A sign from one of the protests against the reconstitution of Crenshaw High School. (Courtesy Alex Caputo-Pearl)

ELCM centered the cultures and knowledge of black and Latino families. Business and Social Justice students partnered with Community Services Unlimited on paid internships in urban farming and food distribution, bringing lessons back to the school’s garden, which had lain fallow for years. Family members with experience in farming and entrepreneurship from the US South, Africa, the Caribbean, Mexico, Central America, and LA taught in the garden. Rousseau and King embedded the interdisciplinary projects, individual capacity-building, and autonomous learning within concepts of democracy, collective action, and social justice.

Tauheedah Shakur, a tenth grader at the time, now a community organizing director in South LA, described her internship years later:

I did the internship because I wanted to get a chance to look at my community through a different lens. When you’re so used to seeing something or not seeing something, you normalize it, so I didn’t understand that we lived in a food desert. Then I went into white neighborhoods and people had everything they needed in a 2-mile radius. This helped me in my own organizing directorship now. It gave me those tools at a young age, plus time management, punctuality, how to organize, and excel at school at the same time.
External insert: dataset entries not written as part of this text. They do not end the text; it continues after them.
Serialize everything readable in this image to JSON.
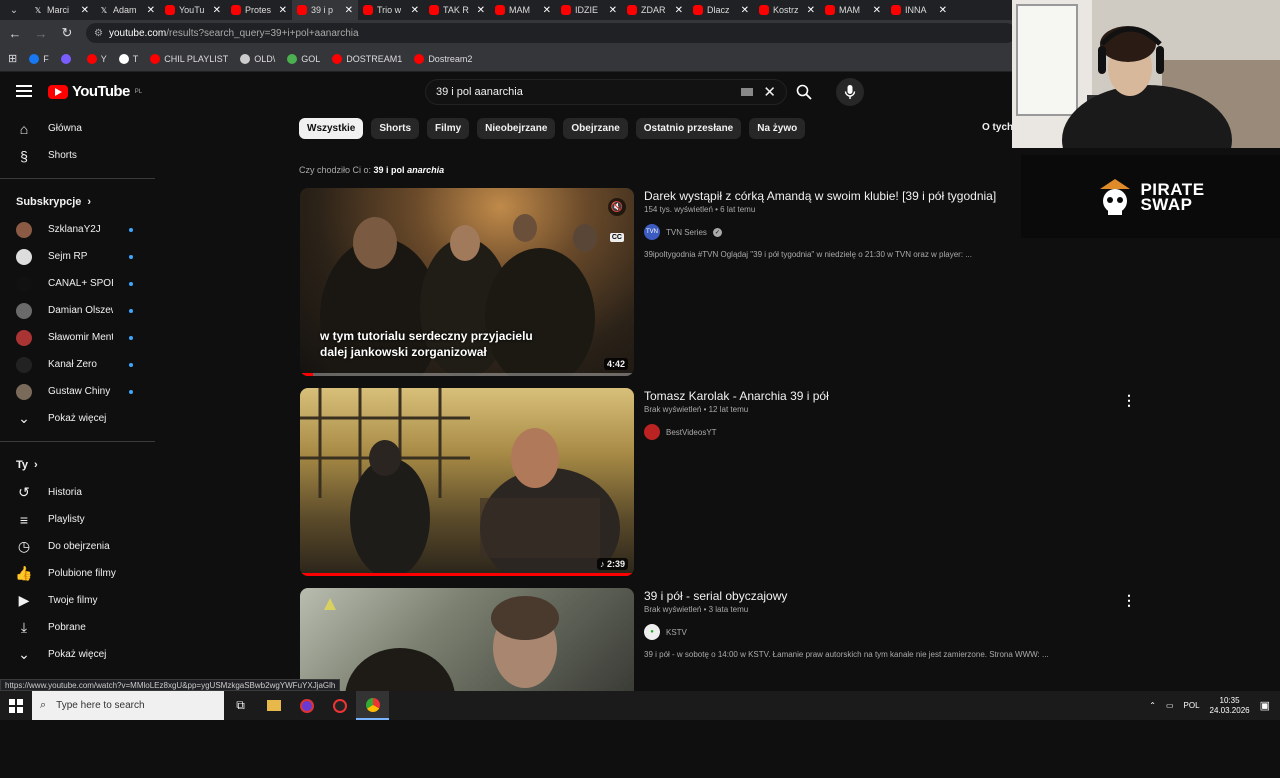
{
  "browser": {
    "tabs": [
      {
        "title": "Marci",
        "icon": "x-icon",
        "active": false
      },
      {
        "title": "Adam",
        "icon": "x-icon",
        "active": false
      },
      {
        "title": "YouTu",
        "icon": "youtube-icon",
        "active": false
      },
      {
        "title": "Protes",
        "icon": "youtube-icon",
        "active": false
      },
      {
        "title": "39 i p",
        "icon": "youtube-icon",
        "active": true
      },
      {
        "title": "Trio w",
        "icon": "youtube-icon",
        "active": false
      },
      {
        "title": "TAK R",
        "icon": "youtube-icon",
        "active": false
      },
      {
        "title": "MAM",
        "icon": "youtube-icon",
        "active": false
      },
      {
        "title": "IDZIE",
        "icon": "youtube-icon",
        "active": false
      },
      {
        "title": "ZDAR",
        "icon": "youtube-icon",
        "active": false
      },
      {
        "title": "Dlacz",
        "icon": "youtube-icon",
        "active": false
      },
      {
        "title": "Kostrz",
        "icon": "youtube-icon",
        "active": false
      },
      {
        "title": "MAM",
        "icon": "youtube-icon",
        "active": false
      },
      {
        "title": "INNA",
        "icon": "youtube-icon",
        "active": false
      }
    ],
    "url_host": "youtube.com",
    "url_path": "/results?search_query=39+i+pol+aanarchia",
    "bookmarks": [
      {
        "label": "F",
        "color": "#1877f2"
      },
      {
        "label": "",
        "color": "#7b5cff"
      },
      {
        "label": "Y",
        "color": "#f00"
      },
      {
        "label": "T",
        "color": "#fff"
      },
      {
        "label": "CHIL PLAYLIST",
        "color": "#f00"
      },
      {
        "label": "OLD\\",
        "color": "#ccc"
      },
      {
        "label": "GOL",
        "color": "#4caf50"
      },
      {
        "label": "DOSTREAM1",
        "color": "#f00"
      },
      {
        "label": "Dostream2",
        "color": "#f00"
      }
    ],
    "status_url": "https://www.youtube.com/watch?v=MMloLEz8xgU&pp=ygUSMzkgaSBwb2wgYWFuYXJjaGlh"
  },
  "youtube": {
    "logo_text": "YouTube",
    "region": "PL",
    "search_query": "39 i pol aanarchia"
  },
  "sidebar": {
    "main": [
      {
        "label": "Główna",
        "icon": "home-icon"
      },
      {
        "label": "Shorts",
        "icon": "shorts-icon"
      }
    ],
    "subs_header": "Subskrypcje",
    "subscriptions": [
      {
        "name": "SzklanaY2J",
        "color": "#8a5a44"
      },
      {
        "name": "Sejm RP",
        "color": "#ddd"
      },
      {
        "name": "CANAL+ SPORT",
        "color": "#111"
      },
      {
        "name": "Damian Olszews...",
        "color": "#6a6a6a"
      },
      {
        "name": "Sławomir Mentz...",
        "color": "#a33"
      },
      {
        "name": "Kanał Zero",
        "color": "#222"
      },
      {
        "name": "Gustaw Chiny",
        "color": "#7a6a5a"
      }
    ],
    "subs_more": "Pokaż więcej",
    "you_header": "Ty",
    "you_items": [
      {
        "label": "Historia",
        "icon": "history-icon"
      },
      {
        "label": "Playlisty",
        "icon": "playlist-icon"
      },
      {
        "label": "Do obejrzenia",
        "icon": "clock-icon"
      },
      {
        "label": "Polubione filmy",
        "icon": "thumbs-up-icon"
      },
      {
        "label": "Twoje filmy",
        "icon": "video-icon"
      },
      {
        "label": "Pobrane",
        "icon": "download-icon"
      },
      {
        "label": "Pokaż więcej",
        "icon": "chevron-down-icon"
      }
    ]
  },
  "chips": [
    "Wszystkie",
    "Shorts",
    "Filmy",
    "Nieobejrzane",
    "Obejrzane",
    "Ostatnio przesłane",
    "Na żywo"
  ],
  "filters_label": "O tych",
  "did_you_mean": {
    "prefix": "Czy chodziło Ci o:",
    "normal": "39 i pol",
    "italic": "anarchia"
  },
  "videos": [
    {
      "title": "Darek wystąpił z córką Amandą w swoim klubie! [39 i pół tygodnia]",
      "meta": "154 tys. wyświetleń • 6 lat temu",
      "channel": "TVN Series",
      "channel_badge": "TVN",
      "verified": true,
      "description": "39ipoltygodnia #TVN Oglądaj \"39 i pół tygodnia\" w niedzielę o 21:30 w TVN oraz w player: ...",
      "duration": "4:42",
      "caption": "w tym tutorialu serdeczny przyjacielu dalej jankowski zorganizował",
      "progress": 0.04
    },
    {
      "title": "Tomasz Karolak - Anarchia 39 i pół",
      "meta": "Brak wyświetleń • 12 lat temu",
      "channel": "BestVideosYT",
      "channel_badge": "",
      "verified": false,
      "description": "",
      "duration": "2:39",
      "caption": "",
      "progress": 1.0
    },
    {
      "title": "39 i pół - serial obyczajowy",
      "meta": "Brak wyświetleń • 3 lata temu",
      "channel": "KSTV",
      "channel_badge": "",
      "verified": false,
      "description": "39 i pół - w sobotę o 14:00 w KSTV. Łamanie praw autorskich na tym kanale nie jest zamierzone. Strona WWW: ...",
      "duration": "",
      "caption": "",
      "progress": 0
    }
  ],
  "overlay": {
    "sponsor_line1": "PIRATE",
    "sponsor_line2": "SWAP"
  },
  "taskbar": {
    "search_placeholder": "Type here to search",
    "language": "POL",
    "time": "10:35",
    "date": "24.03.2026"
  }
}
Shakur said that at Crenshaw she learned how to “write [her] own story,” pursue poetry, and highlight black experience. She reflected:

I grew up with a Grandma who wanted to make sure I knew my history, about Black history. I grew up with that. The fact that I went to schools where people were Black and Brown but people in our history books were white was really upsetting to me. At Crenshaw in the Social Justice Academy, I remember readings, movies, and questions the teachers would ask us to get us critically thinking. They turned everyday students into organizers. I am an organizer because of them.

Keeping Co-Governance Models Alive

Yet amid these accomplishments, ELCM had weaknesses. We did not adequately document the work, hindering replicability. We were not able to build enough power to neutralize privatization-aligned forces within GCEP. We did not adequately define, within broader circles, key terms like dependency, autonomy, and culture. We did not adequately nurture celebratory consciousness — cultivating joy, gratitude, and self-appreciation — because we were so often fighting external threats.
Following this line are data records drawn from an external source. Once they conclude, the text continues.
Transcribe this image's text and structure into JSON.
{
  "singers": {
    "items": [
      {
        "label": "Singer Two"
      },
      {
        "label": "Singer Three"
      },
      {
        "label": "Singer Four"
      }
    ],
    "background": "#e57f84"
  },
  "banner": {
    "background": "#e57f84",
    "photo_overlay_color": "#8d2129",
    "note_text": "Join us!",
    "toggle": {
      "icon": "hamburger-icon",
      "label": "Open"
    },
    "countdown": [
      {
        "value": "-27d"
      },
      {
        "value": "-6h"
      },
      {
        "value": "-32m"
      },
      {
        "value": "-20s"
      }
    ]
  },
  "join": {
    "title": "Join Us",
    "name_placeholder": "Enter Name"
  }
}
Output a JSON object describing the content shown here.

More trouble was ahead. By 2013, the LAUSD Board majority had hired a new privatizer superintendent, John Deasy. Charters continued to want control of Crenshaw. The social justice–based, rather than test score–driven, foundation of ELCM was a threat to Deasy and the charters because it ran directly against the neoliberal education model. Our coalition of the union, community, and prominent black public intellectuals was an even deeper threat.

That year, after a wrenching fightback we waged, Deasy reconstituted Crenshaw, removing over 65 percent of the staff, the majority of them black, ending ELCM. Within the constant struggle that characterizes attempts at co-governance, the privatizers had won a battle. But our learnings from ELCM helped us, six years later, win the district-wide LA Community Schools Initiative, an experiment in co-governance at a greater scale.

The second chapter of this history would begin a year after the reconstitution, in 2014, when our rank-and-file caucus, Union Power, won the UTLA election. Once in office, we knew some of the first people we would talk with about pushing Community Schools forward: Dr Sylvia Rousseau, Dr Lewis King, and the parents, staff, and youth who had built ELCM at Crenshaw.

The author would like to thank Dr Lewis King and Dr Sylvia Rousseau for their thought partnership in writing this article, and Emily Szpiro, UCLA research assistant, for her work interviewing leaders from Crenshaw and ELCM.